# Hardware question



## atomik (Apr 8, 2009)

Hi ! This is my first real post...

At the moment my measurement hardware is:

- mic preamp: rane ms1s
- mic: ECM8000
- soundcard: a cheap USB soundcard with 4 RCA
- loudspeaker: tannoy precision 8 passive (I love these one!)

I'm planning to buy an earthwork M23 with calibration data. Do you think is it worth it ? (don't know if it's the good expression in english...onder

Do you think the sound card is ok for that ? (in close loop the response is quite flat...)


Thanks !


----------



## PepAX7 (Mar 11, 2008)

Hey Atomik,

Earthworks makes some great microphones. They are somewhat rugged and are very affordable as reference mics go. I see them being used by many professionals for analyzing rooms. They are extremely flat.
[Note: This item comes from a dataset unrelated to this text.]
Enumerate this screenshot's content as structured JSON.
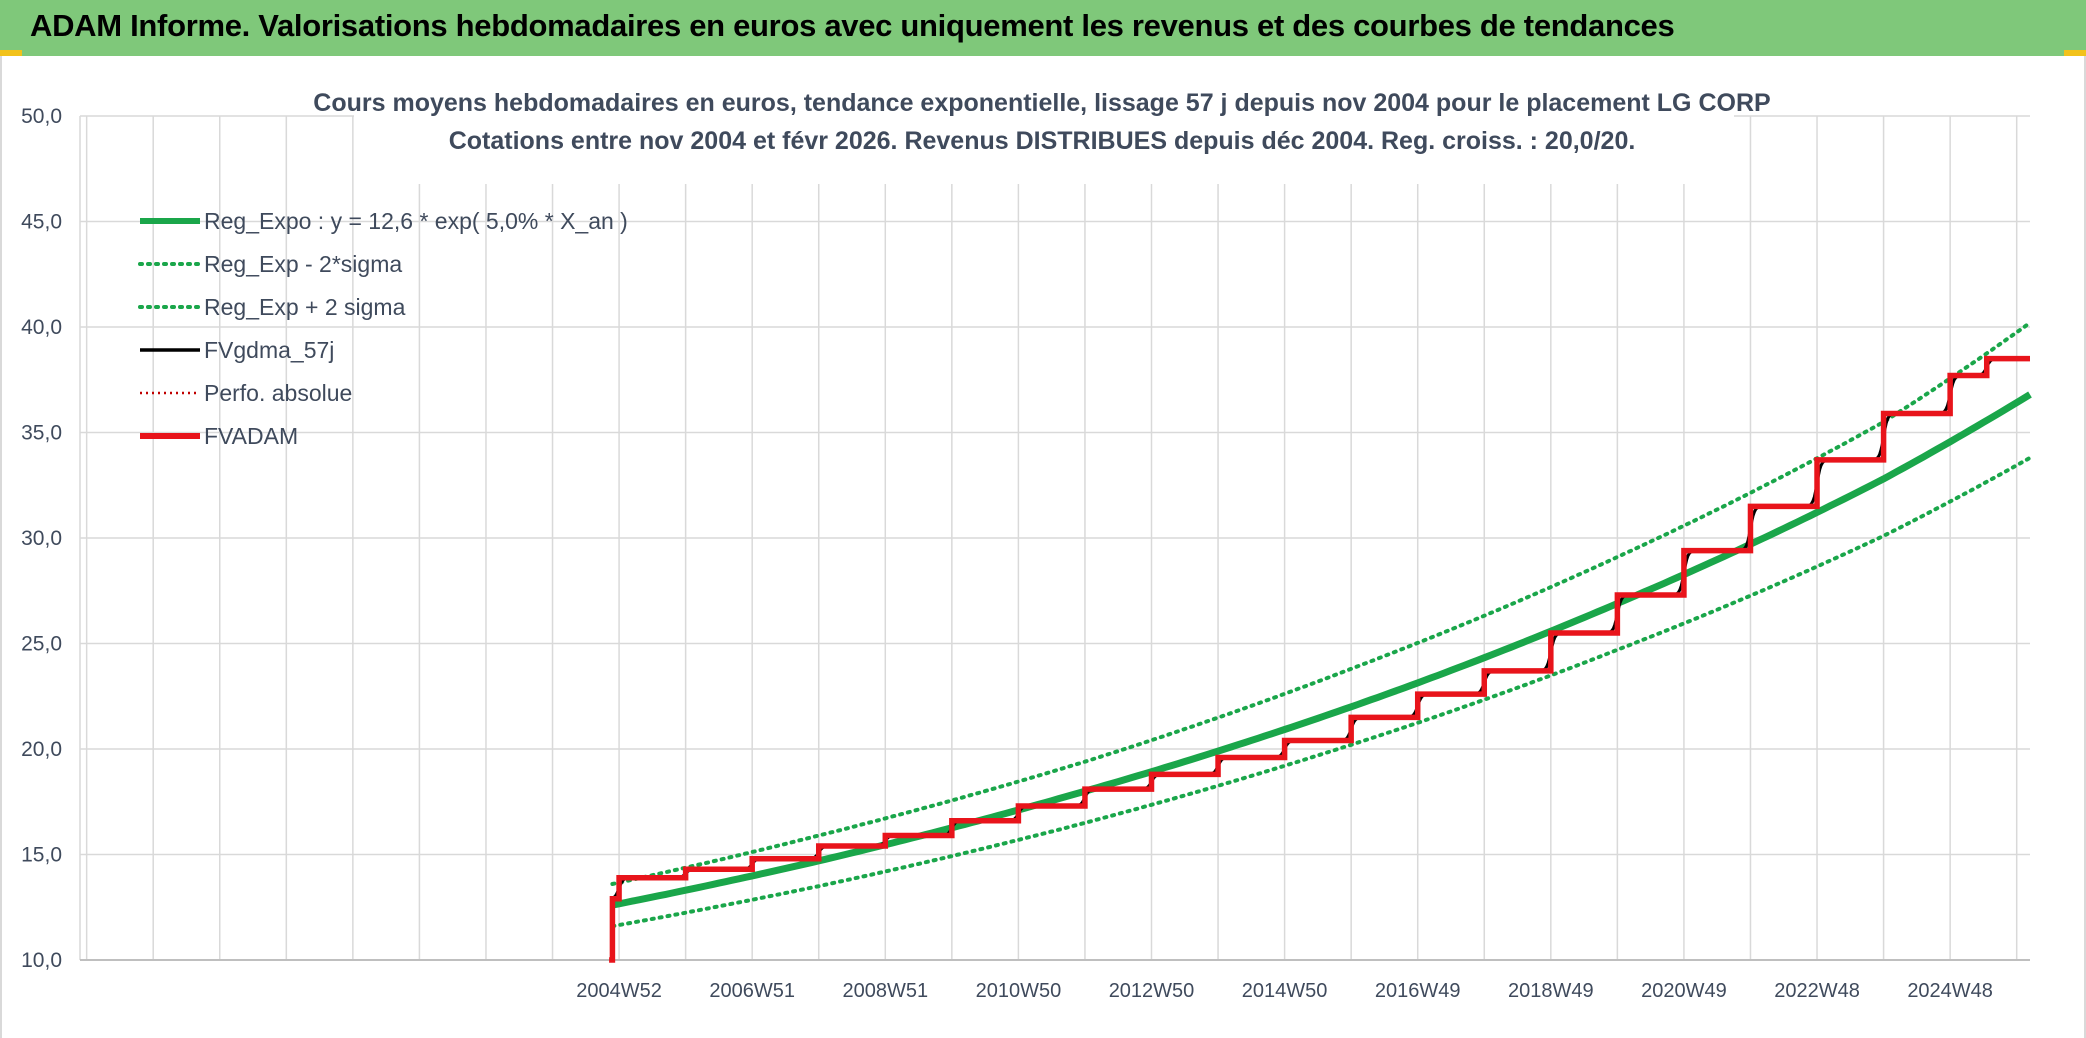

They say they are an excellent acoustic piano microphone, too.

I don't think you'll find a better mic for the price.

Pep


----------



## chonc (Jun 9, 2009)

I agree with Pep, earthworks are great microphones that you can use as reference and as instrument mic also. If you can afford a pair of TC30K they are great flat mics that you can use as reference (they are flat up to 30kHz) and they sound great as drum OH's!
You can try the M-audio sound cards with mic pre... I hear they are pretty flat for making measurements.


----------



## Equilibrium8 (Sep 11, 2008)

You asked about the soundcard, but you didn't mention the exact make and model. Could you give some details on that? 

The Earthworks would be great, but there are many mics which would be an upgrade on the ECM8000.


----------



## bpape (Sep 14, 2006)

I would agree with the M-Audio. Very nice cards for the money without getting silly expensive.

Bryan


----------



## atomik (Apr 8, 2009)

Thanks for your responses.

At the moment a simple jbsystem usb card

It's very cheap I know...but it works. 

I see the M-AUDIO FAST TRACK PRO. It simplify my cables because I don't need sound card + preamp.

Another simple question: Is REW accurate ? (like other acoustic programs..ETF for example)


----------